Westliche Experten unterstützen Georgien

Tatsächlich wird der georgische Präsident Michail Saakaschwili von einem Team westlicher Kommunikationsexperten unterstützt, die ausländische Reporter mit Mitteilungen auf Englisch überschütten. Auch manche seiner öffentlichen Erklärungen gibt Georgiens Präsident auf Englisch ab - vor dem Hintergrund einer europäischen Flagge. "Wenn Georgien fällt, dann bedeutet das auch den Sturz des Westens in der ganzen ehemaligen Sowjetunion und darüber hinaus", schrieb er in einem Beitrag für das "Wall Street Journal Europe".

Kein Wunder, dass in Russland viele den westlichen Medien vorwerfen, auf der Seite Georgiens zu stehen. "Sie sehen den Aggressor lieber in Russland als in Georgien", schrieb die russische Tageszeitung "RBC Daily" - und dies, obwohl die georgische Intervention in dem nach Unabhängigkeit strebenden pro-russischen Südossetien den Krieg erst ausgelöst habe, fügte das Blatt hinzu.

Jedenfalls tobt der Kampf um die Deutungshoheit. Russland wirft Georgien vor, einen "Genozid" in Südossetien zu betreiben. Tiflis wiederum vergleicht die russischen Militäreinsätze gegen seine Truppen mit dem Einmarsch sowjetischer Panzer in Prag 1968.
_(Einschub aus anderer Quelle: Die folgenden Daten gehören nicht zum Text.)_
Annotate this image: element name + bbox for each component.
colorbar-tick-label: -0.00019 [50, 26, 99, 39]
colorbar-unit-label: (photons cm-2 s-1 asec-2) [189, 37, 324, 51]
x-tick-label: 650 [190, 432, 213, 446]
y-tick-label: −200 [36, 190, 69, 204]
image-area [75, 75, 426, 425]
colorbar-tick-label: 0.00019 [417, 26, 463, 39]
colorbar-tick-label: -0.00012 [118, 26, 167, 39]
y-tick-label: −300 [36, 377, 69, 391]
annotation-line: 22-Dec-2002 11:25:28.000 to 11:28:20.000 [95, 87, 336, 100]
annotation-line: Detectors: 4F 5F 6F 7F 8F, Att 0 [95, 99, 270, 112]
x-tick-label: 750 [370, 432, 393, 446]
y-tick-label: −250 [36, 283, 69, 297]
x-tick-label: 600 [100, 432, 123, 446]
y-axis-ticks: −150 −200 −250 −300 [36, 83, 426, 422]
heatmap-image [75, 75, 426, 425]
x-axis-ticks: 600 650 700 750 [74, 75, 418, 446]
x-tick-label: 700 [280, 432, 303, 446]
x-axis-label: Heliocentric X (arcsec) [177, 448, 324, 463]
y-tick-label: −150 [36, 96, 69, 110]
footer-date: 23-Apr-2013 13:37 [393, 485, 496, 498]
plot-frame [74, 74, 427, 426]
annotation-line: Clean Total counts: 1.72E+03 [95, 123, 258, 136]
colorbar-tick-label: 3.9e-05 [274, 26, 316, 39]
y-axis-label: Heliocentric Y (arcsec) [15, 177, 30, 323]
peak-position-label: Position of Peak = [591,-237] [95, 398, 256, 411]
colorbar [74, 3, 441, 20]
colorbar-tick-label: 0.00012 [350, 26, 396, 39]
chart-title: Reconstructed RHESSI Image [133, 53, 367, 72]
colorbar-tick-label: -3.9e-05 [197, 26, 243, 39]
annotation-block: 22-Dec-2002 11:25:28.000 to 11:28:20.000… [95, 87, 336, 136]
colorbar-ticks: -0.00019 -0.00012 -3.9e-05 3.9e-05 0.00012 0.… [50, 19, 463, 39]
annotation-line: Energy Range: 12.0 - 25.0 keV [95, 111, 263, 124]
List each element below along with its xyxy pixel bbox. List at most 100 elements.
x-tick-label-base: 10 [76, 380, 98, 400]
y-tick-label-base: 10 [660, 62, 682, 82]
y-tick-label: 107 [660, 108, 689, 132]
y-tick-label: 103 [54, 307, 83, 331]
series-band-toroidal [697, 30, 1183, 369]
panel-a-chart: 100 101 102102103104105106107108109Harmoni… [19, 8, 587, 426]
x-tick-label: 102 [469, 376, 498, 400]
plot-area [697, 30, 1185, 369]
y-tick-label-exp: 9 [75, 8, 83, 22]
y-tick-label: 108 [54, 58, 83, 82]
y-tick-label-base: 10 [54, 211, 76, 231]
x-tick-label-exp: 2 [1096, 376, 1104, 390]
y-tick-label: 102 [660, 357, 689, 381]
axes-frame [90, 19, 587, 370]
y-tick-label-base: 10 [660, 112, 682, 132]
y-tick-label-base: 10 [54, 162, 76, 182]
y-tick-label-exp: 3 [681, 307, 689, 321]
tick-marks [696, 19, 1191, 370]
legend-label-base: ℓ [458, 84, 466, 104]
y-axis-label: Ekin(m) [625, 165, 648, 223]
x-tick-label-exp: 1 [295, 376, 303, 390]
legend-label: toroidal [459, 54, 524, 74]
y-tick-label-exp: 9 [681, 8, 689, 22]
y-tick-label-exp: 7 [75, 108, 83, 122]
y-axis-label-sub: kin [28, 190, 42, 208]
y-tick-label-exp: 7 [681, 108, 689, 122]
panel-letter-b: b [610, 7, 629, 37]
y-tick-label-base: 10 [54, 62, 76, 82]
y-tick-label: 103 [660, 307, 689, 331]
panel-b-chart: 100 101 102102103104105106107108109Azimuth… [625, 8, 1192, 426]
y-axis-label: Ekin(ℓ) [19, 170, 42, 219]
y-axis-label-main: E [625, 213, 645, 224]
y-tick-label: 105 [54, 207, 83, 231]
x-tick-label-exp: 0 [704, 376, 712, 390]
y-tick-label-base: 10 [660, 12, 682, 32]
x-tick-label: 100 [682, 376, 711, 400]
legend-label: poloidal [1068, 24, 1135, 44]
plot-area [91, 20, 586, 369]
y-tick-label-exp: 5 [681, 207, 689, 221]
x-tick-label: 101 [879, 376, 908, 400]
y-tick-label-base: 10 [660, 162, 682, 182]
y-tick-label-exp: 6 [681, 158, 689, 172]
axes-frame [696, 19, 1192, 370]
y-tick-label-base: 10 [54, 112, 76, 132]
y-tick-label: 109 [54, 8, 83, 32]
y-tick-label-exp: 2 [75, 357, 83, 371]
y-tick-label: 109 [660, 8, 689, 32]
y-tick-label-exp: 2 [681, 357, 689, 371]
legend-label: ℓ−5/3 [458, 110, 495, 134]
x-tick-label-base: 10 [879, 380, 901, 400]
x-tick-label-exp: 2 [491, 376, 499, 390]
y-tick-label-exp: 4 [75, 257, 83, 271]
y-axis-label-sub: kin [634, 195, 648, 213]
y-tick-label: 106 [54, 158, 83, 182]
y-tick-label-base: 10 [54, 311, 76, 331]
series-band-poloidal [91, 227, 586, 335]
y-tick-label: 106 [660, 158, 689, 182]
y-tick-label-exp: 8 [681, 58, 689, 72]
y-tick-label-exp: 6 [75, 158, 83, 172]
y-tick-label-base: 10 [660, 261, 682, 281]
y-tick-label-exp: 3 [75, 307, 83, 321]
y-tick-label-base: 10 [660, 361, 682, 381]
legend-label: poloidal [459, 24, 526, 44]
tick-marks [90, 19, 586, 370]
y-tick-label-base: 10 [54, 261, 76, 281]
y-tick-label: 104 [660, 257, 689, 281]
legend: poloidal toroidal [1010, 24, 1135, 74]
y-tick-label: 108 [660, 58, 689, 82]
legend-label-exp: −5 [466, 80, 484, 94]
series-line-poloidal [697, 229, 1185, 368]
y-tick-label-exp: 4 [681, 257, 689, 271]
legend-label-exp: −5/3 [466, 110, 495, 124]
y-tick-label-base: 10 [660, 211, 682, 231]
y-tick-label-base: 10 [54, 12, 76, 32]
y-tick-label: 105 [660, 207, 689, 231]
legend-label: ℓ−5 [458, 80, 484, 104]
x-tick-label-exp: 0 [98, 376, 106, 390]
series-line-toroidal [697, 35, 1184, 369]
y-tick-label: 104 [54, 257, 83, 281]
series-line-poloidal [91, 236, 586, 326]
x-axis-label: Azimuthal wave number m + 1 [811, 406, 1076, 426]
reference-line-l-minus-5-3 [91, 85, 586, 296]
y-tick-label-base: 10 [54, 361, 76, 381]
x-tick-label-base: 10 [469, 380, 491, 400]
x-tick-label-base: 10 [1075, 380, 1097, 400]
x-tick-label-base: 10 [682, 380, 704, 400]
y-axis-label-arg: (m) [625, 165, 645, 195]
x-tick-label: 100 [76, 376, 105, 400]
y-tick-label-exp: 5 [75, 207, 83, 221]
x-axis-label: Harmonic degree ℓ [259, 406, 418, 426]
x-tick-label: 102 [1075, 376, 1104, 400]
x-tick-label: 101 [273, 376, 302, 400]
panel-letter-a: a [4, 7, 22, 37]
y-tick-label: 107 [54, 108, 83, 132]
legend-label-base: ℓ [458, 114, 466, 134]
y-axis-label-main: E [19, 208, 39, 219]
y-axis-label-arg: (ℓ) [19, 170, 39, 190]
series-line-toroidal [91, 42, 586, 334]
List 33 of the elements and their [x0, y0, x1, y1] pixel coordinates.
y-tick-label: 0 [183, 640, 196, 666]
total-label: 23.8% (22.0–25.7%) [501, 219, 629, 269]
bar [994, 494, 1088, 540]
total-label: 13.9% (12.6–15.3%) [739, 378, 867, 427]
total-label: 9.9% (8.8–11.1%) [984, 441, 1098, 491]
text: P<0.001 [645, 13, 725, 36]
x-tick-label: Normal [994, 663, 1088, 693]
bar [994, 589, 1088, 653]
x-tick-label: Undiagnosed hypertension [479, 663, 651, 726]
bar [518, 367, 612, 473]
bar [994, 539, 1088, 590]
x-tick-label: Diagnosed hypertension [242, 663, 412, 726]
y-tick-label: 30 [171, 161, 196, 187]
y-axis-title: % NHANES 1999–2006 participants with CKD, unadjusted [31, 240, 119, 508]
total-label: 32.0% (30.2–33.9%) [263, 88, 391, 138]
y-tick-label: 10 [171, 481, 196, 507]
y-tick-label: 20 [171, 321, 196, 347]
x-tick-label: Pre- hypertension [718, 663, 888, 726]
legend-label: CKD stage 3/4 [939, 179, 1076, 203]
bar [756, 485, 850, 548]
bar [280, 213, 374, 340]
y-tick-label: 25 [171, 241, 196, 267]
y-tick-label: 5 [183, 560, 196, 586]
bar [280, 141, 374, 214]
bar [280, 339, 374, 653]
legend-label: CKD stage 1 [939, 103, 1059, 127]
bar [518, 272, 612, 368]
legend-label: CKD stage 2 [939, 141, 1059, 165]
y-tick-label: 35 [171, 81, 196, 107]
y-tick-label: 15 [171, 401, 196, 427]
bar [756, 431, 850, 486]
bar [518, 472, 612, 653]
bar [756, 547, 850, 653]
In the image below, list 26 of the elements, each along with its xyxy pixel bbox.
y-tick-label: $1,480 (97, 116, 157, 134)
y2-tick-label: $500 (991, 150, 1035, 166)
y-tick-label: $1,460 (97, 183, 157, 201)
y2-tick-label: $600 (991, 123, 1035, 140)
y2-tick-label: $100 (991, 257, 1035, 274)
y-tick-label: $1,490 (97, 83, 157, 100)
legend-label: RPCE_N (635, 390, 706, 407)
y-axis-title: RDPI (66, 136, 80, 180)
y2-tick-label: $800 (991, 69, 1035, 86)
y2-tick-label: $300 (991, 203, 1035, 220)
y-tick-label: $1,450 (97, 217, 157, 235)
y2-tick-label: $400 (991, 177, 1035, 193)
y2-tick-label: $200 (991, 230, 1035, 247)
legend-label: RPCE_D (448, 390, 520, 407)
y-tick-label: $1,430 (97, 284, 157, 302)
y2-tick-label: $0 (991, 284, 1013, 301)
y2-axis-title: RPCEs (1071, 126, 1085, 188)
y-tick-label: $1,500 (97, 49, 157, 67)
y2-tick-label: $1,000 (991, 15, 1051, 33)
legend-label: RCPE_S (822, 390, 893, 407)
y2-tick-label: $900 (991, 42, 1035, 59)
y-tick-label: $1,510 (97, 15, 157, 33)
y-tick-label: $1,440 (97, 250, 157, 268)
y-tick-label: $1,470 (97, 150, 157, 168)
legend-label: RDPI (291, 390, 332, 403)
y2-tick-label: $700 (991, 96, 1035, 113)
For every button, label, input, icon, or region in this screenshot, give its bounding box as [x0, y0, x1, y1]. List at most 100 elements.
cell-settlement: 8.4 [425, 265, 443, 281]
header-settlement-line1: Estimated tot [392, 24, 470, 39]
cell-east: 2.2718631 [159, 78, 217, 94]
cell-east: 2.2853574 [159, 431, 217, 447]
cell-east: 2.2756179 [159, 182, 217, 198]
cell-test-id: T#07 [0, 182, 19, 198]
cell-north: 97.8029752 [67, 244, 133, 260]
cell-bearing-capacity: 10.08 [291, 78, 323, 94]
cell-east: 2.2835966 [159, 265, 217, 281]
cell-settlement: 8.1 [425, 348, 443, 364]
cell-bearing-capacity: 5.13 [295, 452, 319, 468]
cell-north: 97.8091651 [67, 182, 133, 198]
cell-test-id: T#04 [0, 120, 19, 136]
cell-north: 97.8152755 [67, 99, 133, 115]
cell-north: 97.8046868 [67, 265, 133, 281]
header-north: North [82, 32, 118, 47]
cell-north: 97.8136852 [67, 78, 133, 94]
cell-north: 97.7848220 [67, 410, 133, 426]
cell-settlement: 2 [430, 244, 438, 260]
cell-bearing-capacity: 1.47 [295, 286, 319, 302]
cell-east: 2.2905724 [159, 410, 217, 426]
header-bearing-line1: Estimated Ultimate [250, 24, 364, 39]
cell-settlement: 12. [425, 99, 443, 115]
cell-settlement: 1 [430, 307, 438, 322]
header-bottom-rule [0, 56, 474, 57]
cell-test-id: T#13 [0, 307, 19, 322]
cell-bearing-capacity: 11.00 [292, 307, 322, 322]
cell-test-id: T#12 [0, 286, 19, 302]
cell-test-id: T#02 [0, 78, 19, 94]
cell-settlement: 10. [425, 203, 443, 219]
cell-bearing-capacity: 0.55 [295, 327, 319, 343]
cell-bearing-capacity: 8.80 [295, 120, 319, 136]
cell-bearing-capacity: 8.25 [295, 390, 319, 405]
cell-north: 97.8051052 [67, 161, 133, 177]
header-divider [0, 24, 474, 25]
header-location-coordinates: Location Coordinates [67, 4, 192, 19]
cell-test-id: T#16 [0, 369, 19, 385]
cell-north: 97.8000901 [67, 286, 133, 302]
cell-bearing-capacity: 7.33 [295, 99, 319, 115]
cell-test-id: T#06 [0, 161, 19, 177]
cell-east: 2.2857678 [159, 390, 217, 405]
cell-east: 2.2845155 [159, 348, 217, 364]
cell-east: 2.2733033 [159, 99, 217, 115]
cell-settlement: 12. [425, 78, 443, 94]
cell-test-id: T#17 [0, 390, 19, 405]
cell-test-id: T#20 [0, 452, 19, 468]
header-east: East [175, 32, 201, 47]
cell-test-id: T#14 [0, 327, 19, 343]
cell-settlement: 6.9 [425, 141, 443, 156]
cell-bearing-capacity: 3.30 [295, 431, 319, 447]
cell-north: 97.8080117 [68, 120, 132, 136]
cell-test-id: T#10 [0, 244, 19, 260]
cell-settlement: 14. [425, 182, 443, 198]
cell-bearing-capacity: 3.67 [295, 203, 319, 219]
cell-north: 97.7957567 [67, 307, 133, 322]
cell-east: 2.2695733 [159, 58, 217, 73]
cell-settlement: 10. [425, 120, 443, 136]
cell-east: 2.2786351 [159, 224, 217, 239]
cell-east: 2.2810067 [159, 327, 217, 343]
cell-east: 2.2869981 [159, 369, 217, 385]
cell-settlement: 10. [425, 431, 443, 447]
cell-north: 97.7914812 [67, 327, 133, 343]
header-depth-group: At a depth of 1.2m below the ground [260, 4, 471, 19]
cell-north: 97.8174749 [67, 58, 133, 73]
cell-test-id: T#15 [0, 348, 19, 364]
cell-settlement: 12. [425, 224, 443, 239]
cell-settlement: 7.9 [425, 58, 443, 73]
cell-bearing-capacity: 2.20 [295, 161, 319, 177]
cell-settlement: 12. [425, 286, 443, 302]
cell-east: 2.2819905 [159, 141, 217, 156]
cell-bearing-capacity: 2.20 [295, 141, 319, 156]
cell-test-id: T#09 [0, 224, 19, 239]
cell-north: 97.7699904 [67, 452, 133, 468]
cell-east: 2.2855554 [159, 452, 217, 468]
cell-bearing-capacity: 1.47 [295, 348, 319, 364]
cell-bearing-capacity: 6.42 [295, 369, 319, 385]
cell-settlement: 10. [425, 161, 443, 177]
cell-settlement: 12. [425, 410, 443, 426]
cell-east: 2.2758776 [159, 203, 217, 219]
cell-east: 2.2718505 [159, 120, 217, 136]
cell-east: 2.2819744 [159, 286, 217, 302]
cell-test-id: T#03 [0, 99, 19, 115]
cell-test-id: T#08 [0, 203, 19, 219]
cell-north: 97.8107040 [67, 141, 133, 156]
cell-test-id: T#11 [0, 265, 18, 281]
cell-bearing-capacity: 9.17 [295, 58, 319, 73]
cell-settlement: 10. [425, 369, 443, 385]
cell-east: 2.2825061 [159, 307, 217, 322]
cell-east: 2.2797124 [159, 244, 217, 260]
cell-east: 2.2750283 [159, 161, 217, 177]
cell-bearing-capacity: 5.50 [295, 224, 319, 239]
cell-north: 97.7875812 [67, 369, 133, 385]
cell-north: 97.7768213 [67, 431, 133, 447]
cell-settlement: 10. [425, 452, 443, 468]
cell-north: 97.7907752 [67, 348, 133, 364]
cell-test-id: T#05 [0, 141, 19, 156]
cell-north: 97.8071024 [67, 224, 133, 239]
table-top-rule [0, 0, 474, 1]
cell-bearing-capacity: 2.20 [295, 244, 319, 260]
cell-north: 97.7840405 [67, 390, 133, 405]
Auch die Zahl der Opfer ist Teil der Propagandaschlacht. Gleich am zweiten Tag nach der georgischen Offensive gegen Südossetien sprach Moskau von 2000 Toten in dem Gebiet - eine Zahl, die Tiflis als "unverhohlene Lüge" zurückwies. Als Putin wenige Stunden später von "Dutzenden Toten und Hunderten Verletzten" sprach, war die Überraschung auf beiden Seiten groß. In den Fernsehnachrichten tauchten die nach unten revidierten Zahlen später nicht mehr auf.

Stattdessen sind im russischen Fernsehen unaufhörlich Bilder von weinenden Müttern mit kleinen Kindern in den Armen, von alten Männern und Frauen zwischen Trümmern zu sehen. Die Bilder sind mit trauriger Musik unterlegt. "Das ekelt mich an. Ich kann es nicht mehr sehen", schrieb der russische Journalist Anton Orech im "Eschednewni Journal". Bilder von Opfern der russischen Angriffe in Georgien kommen dagegen nicht vor. Doch das Gleiche gilt - unter umgekehrten Vorzeichen - auch für die Sender der anderen Konfliktpartei.

In Georgien ist seit Samstag nicht nur die Verbreitung russischer Fernsehbilder verboten, auch russische Websites waren nur eingeschränkt erreichbar. Die Begründung der Regierung: Der Kreml mache "Propaganda in bester sowjetischer Tradition".